For a few months after September 11, New York felt if not dead, exactly, then numb. In May 2002, New Yorker writer Adam Gopnik wrote, referring to a famous 1976 Saul Steinberg cover of the magazine, that “A Steinbergian drawing of New York at the moment would show eight million people, each person standing on a pole above an abyss of anxiety — not looking down, never looking down, looking only from side to side, warily.” There were a few terrible weeks this April when I rode through the desolate streets of Manhattan that I did wonder if this vision had finally come to pass.

The flight of those less interested in how the city at large is surviving than their individual presence here opened up space. With their departure, they have taken with them a shiny, self-interested city and left a grittier one that feels vital and determined.

Some declare the city not dead but O-V-E-R, which has less to do with the city itself being in dire shape than the particular city a given writer remembers evolving into its next iteration. “Once there was a city here, and now it is gone,” wrote Pete Hamill in the December 1987 issue of New York magazine. “New York City is over. O-V-E-R. Over.” screamed Kristen Johnson’s washed-up ’80s party girl Lexy Johnson, in the penultimate episode of Sex and the City right before she sailed out the window. It’s likely if you spend enough time in Brooklyn, you’ll still find residents who believe the city ended the day the Dodgers departed for Los Angeles.

It makes sense that during the most flush years of the Bloomberg era, a fascination with 1970s New York developed. There was a while, beginning in the mid-aughts, when it felt difficult to visit a local website, open a book, or turn on the TV and not find some shined-up reinterpretation of the “bad old years.” The decade that gave us iconic art, music, fashion, and real estate prices that allowed artists to live and thrive here, largely had all the bad — and it was very bad — romanticized out of it in the retelling. This past spring, when the New York Times began publishing maps of the city to show the zip codes where people who had fled were having their mail forwarded, I sometimes wished for an overlying map of where all the people idolizing the “bad years” had themselves ended up to see exactly how well they aligned.

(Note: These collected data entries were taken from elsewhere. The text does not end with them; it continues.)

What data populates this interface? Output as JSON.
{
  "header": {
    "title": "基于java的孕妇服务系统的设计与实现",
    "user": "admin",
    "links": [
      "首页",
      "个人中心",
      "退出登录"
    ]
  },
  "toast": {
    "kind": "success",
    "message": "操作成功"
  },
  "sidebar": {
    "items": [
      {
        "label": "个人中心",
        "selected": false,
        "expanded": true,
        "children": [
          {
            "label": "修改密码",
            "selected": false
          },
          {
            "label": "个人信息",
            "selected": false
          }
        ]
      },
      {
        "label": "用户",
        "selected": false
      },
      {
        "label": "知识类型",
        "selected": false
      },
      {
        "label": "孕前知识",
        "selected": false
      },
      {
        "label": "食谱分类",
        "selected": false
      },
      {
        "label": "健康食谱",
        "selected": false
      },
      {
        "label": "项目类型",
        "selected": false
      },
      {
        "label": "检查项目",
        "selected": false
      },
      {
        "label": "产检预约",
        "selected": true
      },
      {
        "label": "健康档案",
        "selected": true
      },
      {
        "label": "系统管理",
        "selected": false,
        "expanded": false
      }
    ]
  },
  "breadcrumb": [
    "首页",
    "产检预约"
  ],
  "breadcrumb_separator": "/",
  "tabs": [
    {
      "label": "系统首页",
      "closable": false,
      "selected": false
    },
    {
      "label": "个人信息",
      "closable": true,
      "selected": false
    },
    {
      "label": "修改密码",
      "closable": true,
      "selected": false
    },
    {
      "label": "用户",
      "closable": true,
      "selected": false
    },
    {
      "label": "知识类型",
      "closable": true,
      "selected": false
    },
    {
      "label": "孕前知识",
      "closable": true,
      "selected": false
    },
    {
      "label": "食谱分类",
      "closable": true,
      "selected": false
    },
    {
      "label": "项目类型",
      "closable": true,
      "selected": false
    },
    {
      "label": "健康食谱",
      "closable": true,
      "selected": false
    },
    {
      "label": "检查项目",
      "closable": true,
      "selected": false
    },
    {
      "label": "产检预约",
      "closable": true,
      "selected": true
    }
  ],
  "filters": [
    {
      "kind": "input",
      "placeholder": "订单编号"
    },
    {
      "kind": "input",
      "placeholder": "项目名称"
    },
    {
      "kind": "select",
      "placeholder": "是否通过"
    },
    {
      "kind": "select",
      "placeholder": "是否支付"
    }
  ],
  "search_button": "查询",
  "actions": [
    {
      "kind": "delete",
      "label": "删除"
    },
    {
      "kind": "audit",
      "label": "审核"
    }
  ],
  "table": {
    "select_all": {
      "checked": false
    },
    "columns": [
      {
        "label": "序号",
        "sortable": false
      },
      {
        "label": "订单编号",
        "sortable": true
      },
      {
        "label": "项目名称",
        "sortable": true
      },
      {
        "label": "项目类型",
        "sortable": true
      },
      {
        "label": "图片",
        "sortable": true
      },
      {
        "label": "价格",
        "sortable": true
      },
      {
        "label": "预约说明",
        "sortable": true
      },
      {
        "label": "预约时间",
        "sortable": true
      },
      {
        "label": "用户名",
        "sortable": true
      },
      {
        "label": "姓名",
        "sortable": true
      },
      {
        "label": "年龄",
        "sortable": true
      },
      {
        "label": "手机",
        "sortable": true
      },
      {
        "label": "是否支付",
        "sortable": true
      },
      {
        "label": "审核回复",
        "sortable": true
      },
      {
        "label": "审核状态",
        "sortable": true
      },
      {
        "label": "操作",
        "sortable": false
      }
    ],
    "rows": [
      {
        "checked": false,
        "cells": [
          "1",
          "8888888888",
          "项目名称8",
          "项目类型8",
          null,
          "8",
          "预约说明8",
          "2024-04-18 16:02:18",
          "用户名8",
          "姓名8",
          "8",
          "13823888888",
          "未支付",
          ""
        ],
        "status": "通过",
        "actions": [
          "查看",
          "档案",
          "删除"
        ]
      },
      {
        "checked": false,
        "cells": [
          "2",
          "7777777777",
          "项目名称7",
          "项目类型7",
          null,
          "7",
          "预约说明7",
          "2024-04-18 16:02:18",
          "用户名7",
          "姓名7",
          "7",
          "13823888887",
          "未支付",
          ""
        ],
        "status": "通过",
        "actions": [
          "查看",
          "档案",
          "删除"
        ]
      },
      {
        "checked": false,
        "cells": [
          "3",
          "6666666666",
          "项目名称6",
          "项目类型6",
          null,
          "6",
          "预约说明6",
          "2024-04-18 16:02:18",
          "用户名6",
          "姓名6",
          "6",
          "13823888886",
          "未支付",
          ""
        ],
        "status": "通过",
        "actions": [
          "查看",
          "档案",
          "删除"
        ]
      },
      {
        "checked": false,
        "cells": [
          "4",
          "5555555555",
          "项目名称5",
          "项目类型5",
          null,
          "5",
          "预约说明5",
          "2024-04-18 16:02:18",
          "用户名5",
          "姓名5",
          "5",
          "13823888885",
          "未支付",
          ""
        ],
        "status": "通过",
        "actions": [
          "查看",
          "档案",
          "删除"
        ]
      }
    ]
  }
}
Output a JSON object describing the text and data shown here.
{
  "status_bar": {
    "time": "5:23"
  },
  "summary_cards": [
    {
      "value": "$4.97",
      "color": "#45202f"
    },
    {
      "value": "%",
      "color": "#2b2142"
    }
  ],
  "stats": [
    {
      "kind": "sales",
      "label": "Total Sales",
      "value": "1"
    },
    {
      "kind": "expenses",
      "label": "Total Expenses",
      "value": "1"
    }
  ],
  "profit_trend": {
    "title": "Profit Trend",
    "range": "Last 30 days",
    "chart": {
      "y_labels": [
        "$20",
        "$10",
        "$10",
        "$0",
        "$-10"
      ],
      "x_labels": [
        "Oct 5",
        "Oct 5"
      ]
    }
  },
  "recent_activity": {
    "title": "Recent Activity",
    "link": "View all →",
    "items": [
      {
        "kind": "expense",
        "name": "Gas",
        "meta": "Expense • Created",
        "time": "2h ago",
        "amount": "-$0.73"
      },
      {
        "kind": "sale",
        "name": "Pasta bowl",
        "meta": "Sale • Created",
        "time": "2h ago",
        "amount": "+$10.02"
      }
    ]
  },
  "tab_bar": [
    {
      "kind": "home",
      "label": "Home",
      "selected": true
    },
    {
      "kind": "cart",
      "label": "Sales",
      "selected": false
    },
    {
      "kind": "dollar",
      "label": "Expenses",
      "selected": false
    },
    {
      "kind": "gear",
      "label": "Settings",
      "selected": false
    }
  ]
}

Another map I wished for would show all the stores boarded up during the first week of the Black Lives Matter protests in June, when a handful of businesses were looted. As I biked around the city during those weeks, I was struck by the fact most of the boarded storefronts belonged to the chain stores that had invaded the city, pushing out smaller local businesses. If someone was looking for a guide to what had actually been killing New York for the last decade, this map seemed like an obvious place to start.